Be available. Let your friend or relative know that you’re just a call, email, or text message away, any time they need you. Sometimes, just being available is the best thing you can do. It makes sure they know you care and are willing to help them on their terms.
Don’t focus on the depression. This is particularly important if they have been diagnosed with or battling depression for years. They understand that depression is a struggle they have to live with, but sometimes they just want to feel normal. Do things that help them feel “normal”—it can help to lift them out of their depression more than you realize.
Take their feelings seriously. NEVER say, “Just cheer up” or “Forget about it”, as this implies that depression is something they have greater control over. This emotional problem is often out of their control—their brain chemistry is imbalanced, leading to depressive feelings—so failing to take their feelings seriously can only make the challenge harder for them.
Help them find support.
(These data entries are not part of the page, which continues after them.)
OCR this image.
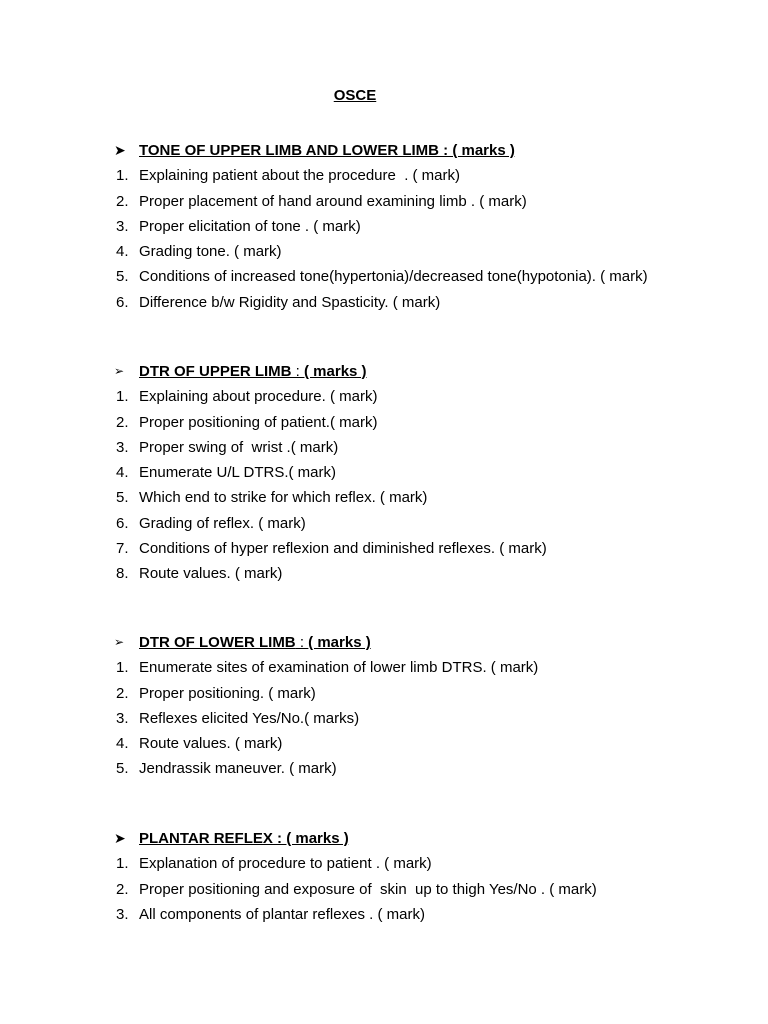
OSCE
➤ TONE OF UPPER LIMB AND LOWER LIMB : ( marks )
1. Explaining patient about the procedure  . ( mark)
2. Proper placement of hand around examining limb . ( mark)
3. Proper elicitation of tone . ( mark)
4. Grading tone. ( mark)
5. Conditions of increased tone(hypertonia)/decreased tone(hypotonia). ( mark)
6. Difference b/w Rigidity and Spasticity. ( mark)
➢ DTR OF UPPER LIMB : ( marks )
1. Explaining about procedure. ( mark)
2. Proper positioning of patient.( mark)
3. Proper swing of  wrist .( mark)
4. Enumerate U/L DTRS.( mark)
5. Which end to strike for which reflex. ( mark)
6. Grading of reflex. ( mark)
7. Conditions of hyper reflexion and diminished reflexes. ( mark)
8. Route values. ( mark)
➢ DTR OF LOWER LIMB : ( marks )
1. Enumerate sites of examination of lower limb DTRS. ( mark)
2. Proper positioning. ( mark)
3. Reflexes elicited Yes/No.( marks)
4. Route values. ( mark)
5. Jendrassik maneuver. ( mark)
➤ PLANTAR REFLEX : ( marks )
1. Explanation of procedure to patient . ( mark)
2. Proper positioning and exposure of  skin  up to thigh Yes/No . ( mark)
3. All components of plantar reflexes . ( mark)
Encourage them (GENTLY) to seek professional help, and help them find the resources, counseling, or therapy that suits them best—but only if they want your assistance. This is an important step in the process of managing depression, and it’s one that they may not be able to take on their own. A helping hand can make a huge difference, as long as it comes from a friend or loved one.
Depression is a daily struggle, but having someone to struggle alongside can make the challenge much more bearable. Be that good friend or family member who is available, welcoming, and supportive, and you can change someone’s life for the better!